From Hall of Famers Connie Mack to Joe Torre and current World Series winning managers Mike Scioscia and Bruce Bochy, there is the link to that special position–catcher. He sees the whole field while calling the pitches, no place on the diamond is a player more involved in every pitch of the game. Maybe that’s why these men and others have become great field generals after their playing career.


Anthony Marnell III was a talented enough catcher to be drafted out of high school by the Baltimore Orioles. He elected to play for the University of Arizona then signed with the San Diego Padres, where he had a brief minor league career. The newest member of the Nevada State Athletic Commission isn’t quick to agree with the theory that catchers seem to see the whole field better, be it sports or his successful business career in software and hotels.

As he sits at a restaurant in his M Resort off the Vegas Strip, he does offer some thoughts on the new rule limiting catchers blocking the plate in an effort to reduce injuries. “One game, one play shouldn’t change a career or life.

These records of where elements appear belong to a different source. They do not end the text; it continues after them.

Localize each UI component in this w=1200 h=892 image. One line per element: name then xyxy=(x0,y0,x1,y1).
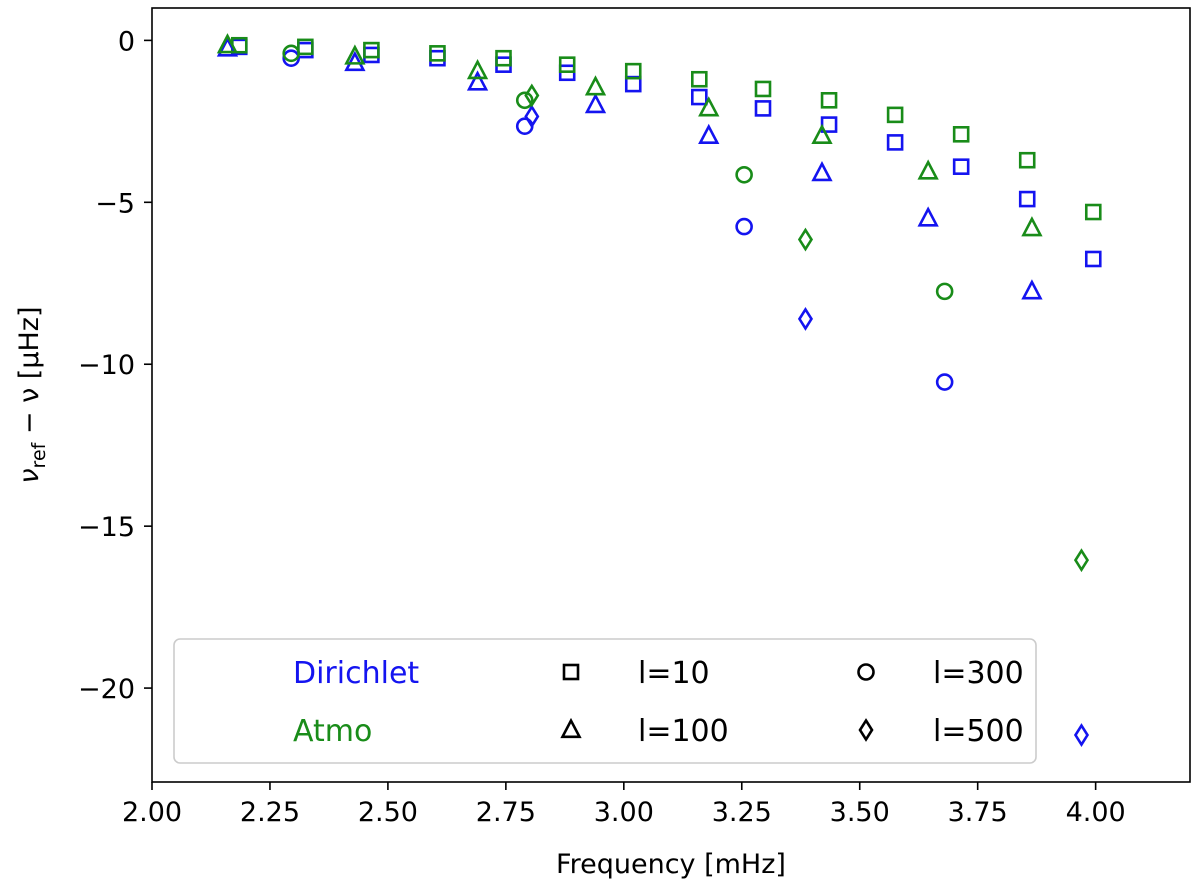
x-tick-label: 3.00 xyxy=(594,797,654,828)
data-point-dirichlet-l100 xyxy=(698,123,720,145)
data-point-atmo-l10 xyxy=(820,91,838,109)
data-point-dirichlet-l10 xyxy=(754,100,772,117)
data-point-dirichlet-l300 xyxy=(735,217,753,236)
legend-label-l100: l=100 xyxy=(638,714,729,749)
data-point-atmo-l100 xyxy=(216,33,239,54)
data-point-atmo-l10 xyxy=(691,70,708,88)
data-point-dirichlet-l10 xyxy=(1018,190,1036,208)
x-tick-label: 2.50 xyxy=(358,797,418,828)
data-point-dirichlet-l300 xyxy=(935,373,954,391)
data-point-atmo-l100 xyxy=(811,123,833,145)
x-tick-label: 2.00 xyxy=(122,797,182,828)
legend-label-atmo: Atmo xyxy=(293,714,372,749)
data-point-dirichlet-l10 xyxy=(429,49,446,67)
data-point-atmo-l300 xyxy=(282,44,300,63)
data-point-dirichlet-l10 xyxy=(886,134,904,151)
legend-box xyxy=(173,638,1037,764)
legend-marker-diamond xyxy=(858,718,874,742)
x-tick-label: 2.25 xyxy=(240,797,300,828)
data-point-dirichlet-l100 xyxy=(811,161,833,182)
x-tick-label: 3.75 xyxy=(948,797,1008,828)
data-point-atmo-l10 xyxy=(297,38,314,56)
data-point-atmo-l100 xyxy=(698,96,720,117)
legend-marker-square xyxy=(562,663,580,681)
data-point-dirichlet-l10 xyxy=(363,46,380,64)
data-point-atmo-l10 xyxy=(429,45,446,62)
data-point-dirichlet-l100 xyxy=(216,36,239,57)
data-point-atmo-l10 xyxy=(1018,151,1036,169)
data-point-atmo-l10 xyxy=(886,106,904,124)
y-tick-label: −15 xyxy=(78,512,135,543)
legend-label-dirichlet: Dirichlet xyxy=(293,656,419,691)
legend-marker-circle xyxy=(857,663,875,681)
data-point-dirichlet-l500 xyxy=(524,104,540,129)
data-point-atmo-l100 xyxy=(584,75,607,96)
legend-label-l500: l=500 xyxy=(933,714,1024,749)
legend-label-l10: l=10 xyxy=(638,656,710,691)
data-point-atmo-l300 xyxy=(935,282,954,301)
data-point-atmo-l100 xyxy=(466,59,489,80)
data-point-dirichlet-l100 xyxy=(917,206,939,227)
data-point-dirichlet-l10 xyxy=(1084,250,1102,268)
data-point-atmo-l10 xyxy=(363,41,380,59)
x-axis-label: Frequency [mHz] xyxy=(556,849,786,880)
data-point-atmo-l10 xyxy=(495,49,512,67)
data-point-atmo-l100 xyxy=(344,44,366,65)
x-tick-label: 3.25 xyxy=(712,797,772,828)
data-point-dirichlet-l500 xyxy=(797,306,814,331)
data-point-dirichlet-l10 xyxy=(691,88,708,106)
data-point-dirichlet-l10 xyxy=(952,158,970,175)
y-tick-label: −5 xyxy=(95,188,135,219)
y-tick-label: 0 xyxy=(118,26,135,57)
y-tick-label: −20 xyxy=(78,674,135,705)
data-point-atmo-l500 xyxy=(524,83,540,108)
legend-marker-triangle xyxy=(560,717,582,739)
axes: 2.00 2.25 2.50 2.75 3.00 3.25 3.50 3.75 4.00 0 −5 −… xyxy=(14,7,1191,880)
legend: Dirichlet Atmo l=10 l=100 l=300 l=500 xyxy=(173,638,1037,764)
x-tick-label: 4.00 xyxy=(1066,797,1126,828)
x-tick-label: 2.75 xyxy=(476,797,536,828)
data-point-atmo-l10 xyxy=(1084,203,1102,221)
data-point-atmo-l300 xyxy=(735,165,753,184)
y-axis-label: νref − ν [μHz] xyxy=(14,306,50,483)
y-tick-label: −10 xyxy=(78,350,135,381)
data-point-dirichlet-l100 xyxy=(344,50,366,72)
data-point-atmo-l10 xyxy=(754,80,772,98)
data-point-atmo-l500 xyxy=(1073,548,1090,573)
plot-frame xyxy=(151,7,1191,783)
data-point-dirichlet-l100 xyxy=(466,70,489,91)
data-point-atmo-l300 xyxy=(515,91,534,110)
data-point-atmo-l10 xyxy=(624,62,642,80)
x-tick-label: 3.50 xyxy=(830,797,890,828)
data-point-atmo-l10 xyxy=(558,56,576,73)
data-point-atmo-l10 xyxy=(952,126,970,143)
data-point-atmo-l100 xyxy=(917,159,939,180)
data-point-dirichlet-l500 xyxy=(1073,723,1090,747)
data-point-dirichlet-l100 xyxy=(1021,279,1043,300)
data-point-atmo-l100 xyxy=(1021,216,1043,237)
data-markers xyxy=(216,33,1102,747)
data-point-atmo-l500 xyxy=(797,227,814,252)
legend-label-l300: l=300 xyxy=(933,656,1024,691)
data-point-dirichlet-l300 xyxy=(282,49,300,67)
data-point-dirichlet-l100 xyxy=(584,93,607,114)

Now old school guys don’t feel that way,” he laughs.

Marnell is now in a group known for being old school, he was appointed to the Commission by Governor Brian Sandoval in March replacing the late TJ Day. It was a series of curveballs coming at him from the start; the suspension of Chael Sonnen for two years for failing another drug test and the inexplicable case of Wanderlai Silva who avoided a random test and now is taking the NSAC to court.

“I was surprised by the PED use in MMA. I played baseball (1990’s) when it (Performance Enhancing Drugs) was becoming prevalent and it has taken awhile for baseball to change that, get it under control. Because I do come from a different sports background, I understand how something can get out of control fast. And we all want to change that.”

One of the ways the candid Marnell sees the role of the Commission, is through more random testing that he says is “coming like a freight train,” and he’s optimistic because “the fight organizations are on board. They don’t want a fighter popped a few weeks out, not good for them, the fans, anyone.”

He also, perhaps again because of his days in baseball, has empathy for some who are PED users. “I think there are exceptions, people make mistakes. In addition to punishing I also think we will look into helping those who might have a problem.”

He isn’t opposed to more transparency from the Commission in carving out clear explanations as warnings and guidelines for violators , even a “three strikes” policy that other sports have used.

Marnell is a welcome fresh approach to a Commission that was growing stale, but he is a team player noting “I am only one of the commissioners,” adding how he was happy to discover ” The close knit family environment” of all involved with governing combative sports. “I wish everyone could see how everyone, judges, referees, commissioners meet for an hour or more after every event, breaking down each round. It’s about the safety of the fighters, the integrity of the sport.”

It’s about seeing the whole field, and Marnell has a keen eye toward the future.